What’s Most Important?
You may be eating plenty of food, but your body may not be getting the nutrients it needs to be healthy. Nutrient-rich foods have vitamins, minerals, fiber and other nutrients, but are lower in calories. To get the nutrients you need, choose foods like vegetables, fruits, whole-grain products and fat-free or low-fat dairy products most often. The American Heart Association recommends that you eat a wide variety of nutritious foods daily from each of the basic food groups.
Recommended Food Choice Guidelines
Vegetables and fruits are high in vitamins, minerals and fiber — and they’re low in calories. Eating a variety of fruits and vegetables may help you control your weight and your blood pressure.
Unrefined whole-grain foods contain fiber that can help lower your blood cholesterol and help you feel full, which may help you manage your weight.
Eat fish at least twice a week. Recent research shows that eating oily fish containing omega-3 fatty acids (salmon, trout, and herring) may help lower your risk of death from coronary artery disease. Choose lean meats and poultry without skin and prepare them without added saturated and trans fat. Select fat-free, 1 percent fat, and low-fat dairy products.
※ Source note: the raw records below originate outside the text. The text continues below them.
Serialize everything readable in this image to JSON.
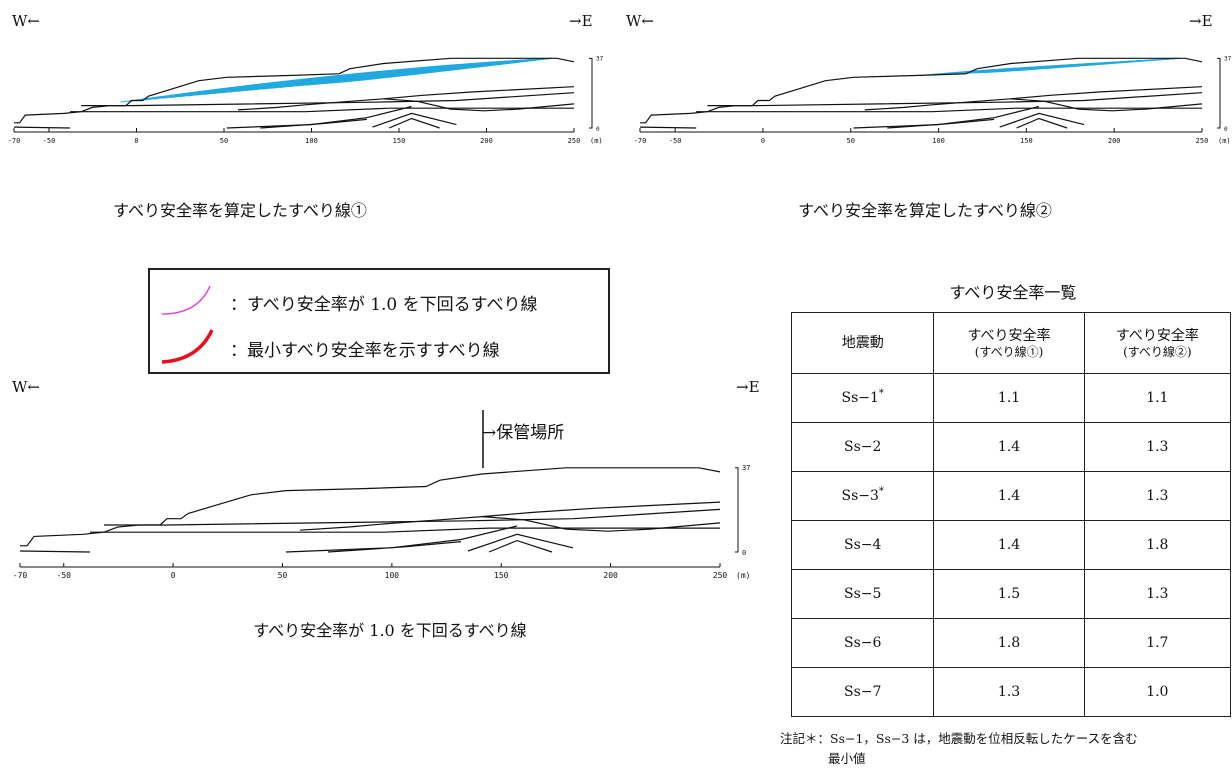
{
  "colors": {
    "slip": "#21a9e1",
    "below_one": "#e83cd8",
    "minimum": "#e8101a",
    "line": "#111111"
  },
  "direction": {
    "west": "W←",
    "east": "→E"
  },
  "axis": {
    "x_ticks": [
      "-70",
      "-50",
      "0",
      "50",
      "100",
      "150",
      "200",
      "250"
    ],
    "x_unit": "(m)",
    "y_top": "37",
    "y_bottom": "0"
  },
  "captions": {
    "sec1": "すべり安全率を算定したすべり線①",
    "sec2": "すべり安全率を算定したすべり線②",
    "sec3": "すべり安全率が 1.0 を下回るすべり線"
  },
  "legend": {
    "below_one": "：すべり安全率が 1.0 を下回るすべり線",
    "minimum": "：最小すべり安全率を示すすべり線",
    "below_one_icon": "magenta-arc-icon",
    "minimum_icon": "red-arc-icon"
  },
  "annotation": {
    "storage": "→保管場所"
  },
  "table": {
    "title": "すべり安全率一覧",
    "headers": {
      "motion": "地震動",
      "col1_main": "すべり安全率",
      "col1_sub": "(すべり線①)",
      "col2_main": "すべり安全率",
      "col2_sub": "(すべり線②)"
    },
    "rows": [
      {
        "name": "Ss−1",
        "mark": "*",
        "v1": "1.1",
        "v2": "1.1"
      },
      {
        "name": "Ss−2",
        "mark": "",
        "v1": "1.4",
        "v2": "1.3"
      },
      {
        "name": "Ss−3",
        "mark": "*",
        "v1": "1.4",
        "v2": "1.3"
      },
      {
        "name": "Ss−4",
        "mark": "",
        "v1": "1.4",
        "v2": "1.8"
      },
      {
        "name": "Ss−5",
        "mark": "",
        "v1": "1.5",
        "v2": "1.3"
      },
      {
        "name": "Ss−6",
        "mark": "",
        "v1": "1.8",
        "v2": "1.7"
      },
      {
        "name": "Ss−7",
        "mark": "",
        "v1": "1.3",
        "v2": "1.0"
      }
    ]
  },
  "note": {
    "line1": "注記＊：Ss−1，Ss−3 は，地震動を位相反転したケースを含む",
    "line2": "最小値"
  }
}
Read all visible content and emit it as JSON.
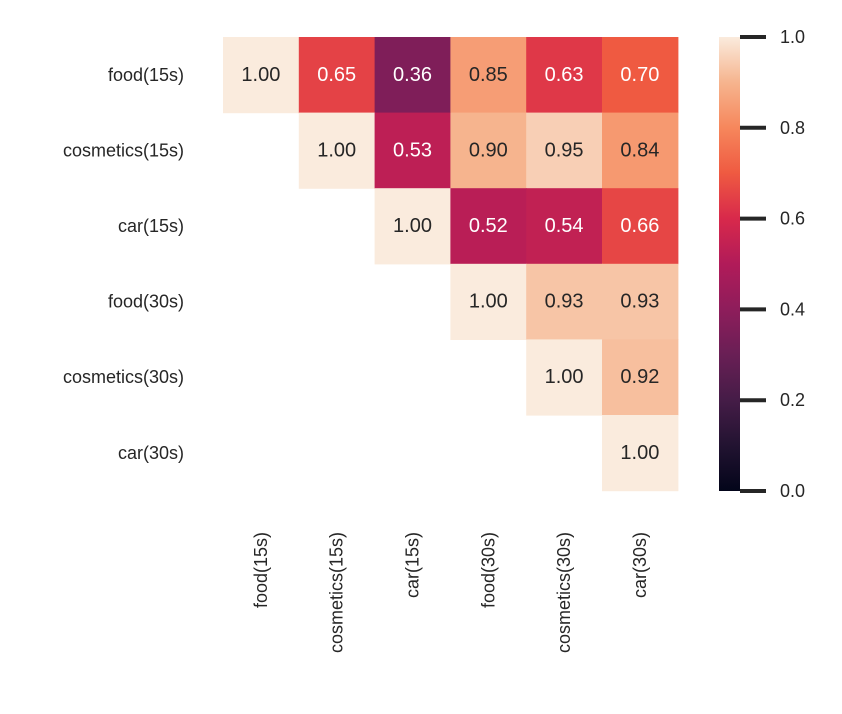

Cut back on foods containing partially hydrogenated vegetable oils to reduce trans fat in your diet. Aim to eat less than 300 milligrams of cholesterol each day. Choose and prepare foods with little or no salt. Aim to eat less than 1500 milligrams of sodium per day.
Life's Simple Seven:
- Get Active
- Control Cholesterol
- Eat Better
- Manage Blood pressure
- Lose weight
- Reduce blood sugar
- Quit smoking
You can go one step further and follow Dean Ornish and his "Reverse Heart Disease" diet advice which requires discipline but is backed by a great deal of research confirming the science behind his advice.